Sur les conclusions aux fins d’application des dispositions de l’article L. 761-1 du code de justice administrative :

8. Il y a lieu, dans les circonstances de l’espèce, de mettre à la charge de l’État le versement à la SARL L’Orchidée d’une somme de 1 200 euros au titre des dispositions de l’article L. 761-1 du code de justice administrative.

D E C I D E :

Article 1er : La décision du 25 avril 2022 de la préfète de la Vienne portant refus de transfert d’une licence de débit de boissons, ainsi que la décision du 8 juillet 2022 rejetant le recours gracieux exercé contre cette décision, sont annulées.

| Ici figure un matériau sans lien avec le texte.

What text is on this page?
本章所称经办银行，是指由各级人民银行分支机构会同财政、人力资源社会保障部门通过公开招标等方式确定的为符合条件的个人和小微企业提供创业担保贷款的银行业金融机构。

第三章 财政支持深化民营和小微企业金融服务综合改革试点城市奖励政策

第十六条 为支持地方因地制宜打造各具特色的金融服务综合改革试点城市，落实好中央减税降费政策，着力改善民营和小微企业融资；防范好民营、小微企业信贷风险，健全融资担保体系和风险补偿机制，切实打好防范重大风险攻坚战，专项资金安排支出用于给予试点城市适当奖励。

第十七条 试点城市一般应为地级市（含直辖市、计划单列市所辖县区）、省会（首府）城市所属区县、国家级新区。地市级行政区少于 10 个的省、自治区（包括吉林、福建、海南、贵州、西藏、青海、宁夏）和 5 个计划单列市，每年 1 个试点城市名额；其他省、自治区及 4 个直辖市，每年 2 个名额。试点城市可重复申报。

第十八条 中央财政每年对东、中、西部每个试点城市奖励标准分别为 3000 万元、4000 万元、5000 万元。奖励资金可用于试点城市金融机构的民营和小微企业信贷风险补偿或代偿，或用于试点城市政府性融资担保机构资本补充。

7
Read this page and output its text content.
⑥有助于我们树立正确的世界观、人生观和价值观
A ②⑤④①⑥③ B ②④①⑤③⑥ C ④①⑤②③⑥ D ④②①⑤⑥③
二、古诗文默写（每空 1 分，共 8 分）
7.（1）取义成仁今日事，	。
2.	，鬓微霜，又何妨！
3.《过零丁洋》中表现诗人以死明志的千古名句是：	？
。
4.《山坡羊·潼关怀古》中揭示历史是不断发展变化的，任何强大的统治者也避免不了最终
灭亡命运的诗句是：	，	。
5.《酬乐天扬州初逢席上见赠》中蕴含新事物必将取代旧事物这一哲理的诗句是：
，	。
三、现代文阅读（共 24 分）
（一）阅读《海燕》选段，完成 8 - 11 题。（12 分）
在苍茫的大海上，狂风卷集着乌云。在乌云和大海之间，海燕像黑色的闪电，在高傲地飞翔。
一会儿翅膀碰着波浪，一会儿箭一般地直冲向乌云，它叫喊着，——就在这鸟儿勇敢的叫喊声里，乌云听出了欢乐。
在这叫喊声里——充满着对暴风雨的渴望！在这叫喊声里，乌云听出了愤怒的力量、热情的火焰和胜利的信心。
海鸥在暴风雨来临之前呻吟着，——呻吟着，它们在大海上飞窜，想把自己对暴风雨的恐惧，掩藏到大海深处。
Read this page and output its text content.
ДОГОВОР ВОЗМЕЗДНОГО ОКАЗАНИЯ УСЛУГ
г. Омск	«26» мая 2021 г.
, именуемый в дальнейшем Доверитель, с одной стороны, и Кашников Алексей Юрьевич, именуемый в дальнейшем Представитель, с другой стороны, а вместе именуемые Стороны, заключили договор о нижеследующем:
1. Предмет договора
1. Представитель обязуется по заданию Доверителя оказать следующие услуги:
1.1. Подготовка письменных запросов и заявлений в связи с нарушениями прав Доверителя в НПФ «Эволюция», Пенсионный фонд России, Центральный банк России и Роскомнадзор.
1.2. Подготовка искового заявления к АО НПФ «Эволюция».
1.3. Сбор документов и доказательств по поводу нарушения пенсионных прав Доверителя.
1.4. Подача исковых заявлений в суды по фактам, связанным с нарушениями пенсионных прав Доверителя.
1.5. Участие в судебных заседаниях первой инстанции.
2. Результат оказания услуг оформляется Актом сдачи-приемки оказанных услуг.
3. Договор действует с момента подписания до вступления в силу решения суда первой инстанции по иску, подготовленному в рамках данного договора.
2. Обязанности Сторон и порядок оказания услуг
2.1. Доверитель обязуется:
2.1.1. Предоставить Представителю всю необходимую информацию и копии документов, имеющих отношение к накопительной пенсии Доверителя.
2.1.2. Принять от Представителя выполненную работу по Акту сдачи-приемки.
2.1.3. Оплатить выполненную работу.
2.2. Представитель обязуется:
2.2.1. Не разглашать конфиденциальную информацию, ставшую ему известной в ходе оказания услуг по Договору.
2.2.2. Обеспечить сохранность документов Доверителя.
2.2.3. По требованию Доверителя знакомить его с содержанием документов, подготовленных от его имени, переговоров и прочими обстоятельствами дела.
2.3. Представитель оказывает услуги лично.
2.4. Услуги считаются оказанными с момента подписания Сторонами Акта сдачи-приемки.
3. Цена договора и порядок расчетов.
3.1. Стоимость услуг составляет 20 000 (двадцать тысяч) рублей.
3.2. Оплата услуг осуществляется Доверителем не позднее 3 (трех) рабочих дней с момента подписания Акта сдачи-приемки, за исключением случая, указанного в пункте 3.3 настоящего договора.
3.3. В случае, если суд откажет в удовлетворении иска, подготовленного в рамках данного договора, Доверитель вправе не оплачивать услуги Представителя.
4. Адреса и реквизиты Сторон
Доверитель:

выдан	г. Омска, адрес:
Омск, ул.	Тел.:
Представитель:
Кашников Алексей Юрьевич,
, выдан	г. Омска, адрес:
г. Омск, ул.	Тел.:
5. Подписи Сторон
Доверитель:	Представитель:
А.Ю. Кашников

Article 2 : Il est enjoint au préfet de la Vienne de réexaminer la demande de transfert de la licence de débit de boissons de la SARL L’Orchidée dans le délai de deux mois à compter de la notification du présent jugement.

Article 3 : L’Etat versera à la SARL L’Orchidée la somme de 1 200 euros au titre de l’article L. 761-1 du code de justice administrative.

Article 4 : Le présent jugement sera notifié à la SARL L’Orchidée et au préfet de la Vienne.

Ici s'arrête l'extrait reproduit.